Онъ сдѣлалъ нѣсколько шаговъ къ двери и остановившись, повернулся на одномъ каблукѣ.

Сто двадцать! — выговорилъ онъ, сдвигая прекурьезно брови.

— Не волнуйте себя, смиреннымъ голосомъ вымолвила Авдотья Степановна и такъ-же смиренно улыбнулась.

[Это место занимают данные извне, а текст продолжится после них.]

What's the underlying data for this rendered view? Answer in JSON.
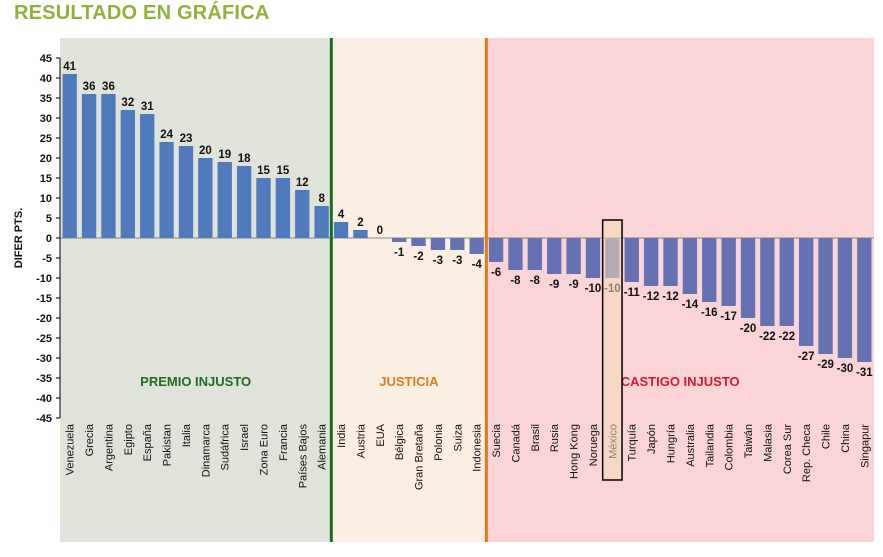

— Ха, ха, ха! злобно разразился Воротилинъ. — Вотъ оно какъ. Модныя камеліи за новый промыселъ взялись. Видно выгоднѣе скупать дѣла и набивать имъ цѣну, а на себя личину благочестія надѣвать, въ добрыхъ дѣлахъ упражняться!… Такъ это во французскихъ романахъ хорошо выходитъ, а по-русски — очень жалостно! ужь вы-бы лучше, милѣйшая Авдотья Степановна, генерала Саламатова себѣ въ кампаньоны взяли!.. Счастливо оставаться. Дама съ камельями сѣверной Пальмиры! Только знайте, что благопріятеля вашего Воротилина вамъ въ олухи царя небеснаго не произвести — чиномъ не вышли! Вы скорѣе очутитесь въ Пассажѣ или на Сѣнной, чѣмъ онъ промахнется въ своихъ дѣлахъ. Счастливо оставаться…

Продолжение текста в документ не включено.